Human right groups said that the Government of the Islamic Republic of Iran has a pattern of hostage diplomacy where dual or foreign nationals are "detained on trumped-up charges of espionage and then leveraged politically to release frozen funds, or to be exchanged for Iranian citizens incarcerated in other countries."

== Temporary relocation to Albania ==
The trial relocated to Durrës, Albania for two weeks in order to facilitate testimonies from People's Mujahedin of Iran witnesses. The first trial session took place on 10 November.

==Testimonies==
Testimonies were given by witnesses including members of the MEK. The trial received testimonies from victims telling of torture, mass hangings, and "brutal summary justice". Reza Falahi told AFP that he had seen Nouri while he was at "the death corridor", and "whenever they read some people's names he followed them toward the death chamber."
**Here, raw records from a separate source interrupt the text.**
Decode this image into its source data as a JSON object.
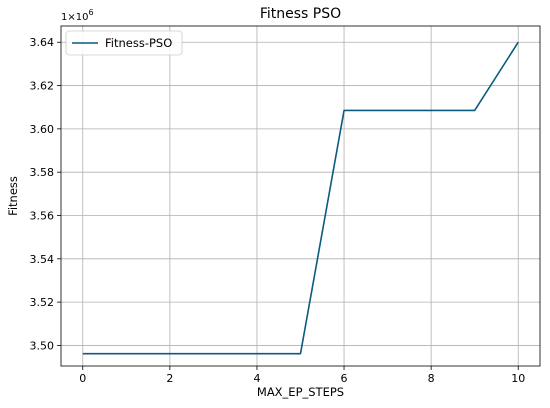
{
  "chart_data": {
    "type": "line",
    "title": "Fitness PSO",
    "xlabel": "MAX_EP_STEPS",
    "ylabel": "Fitness",
    "y_offset_text": "1e6",
    "xlim": [
      -0.5,
      10.5
    ],
    "ylim": [
      3.4905,
      3.6475
    ],
    "xticks": [
      0,
      2,
      4,
      6,
      8,
      10
    ],
    "yticks": [
      3.5,
      3.52,
      3.54,
      3.56,
      3.58,
      3.6,
      3.62,
      3.64
    ],
    "ytick_labels": [
      "3.50",
      "3.52",
      "3.54",
      "3.56",
      "3.58",
      "3.60",
      "3.62",
      "3.64"
    ],
    "grid": true,
    "legend_position": "top-left",
    "series": [
      {
        "name": "Fitness-PSO",
        "color": "#0b5a80",
        "x": [
          0,
          1,
          2,
          3,
          4,
          5,
          6,
          7,
          8,
          9,
          10
        ],
        "y": [
          3.4962,
          3.4962,
          3.4962,
          3.4962,
          3.4962,
          3.4962,
          3.6085,
          3.6085,
          3.6085,
          3.6085,
          3.64
        ]
      }
    ]
  }
}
Mohammad Zand, who was arrested in 1981 for supporting the MEK, was the first plaintiff and witness at the court in Durrës. According to Zand, Nouri participated in taking people to be executed. Zand also said that these were "only a small part of the clerical regime's crimes".
According to accusers, Nouri's duties included ushering prisoners to panels and to their executions. His arrest is considered a "significant victory" for victims of human rights violations in Iran.

==Prisoner exchange==
In 2024, Iran and Sweden agreed to a prisoner exchange in which Hamid Noury was freed. He subsequently returned to Iran. Iran released European Union diplomat Johan Floderus and Saeed Azizi in the exchange.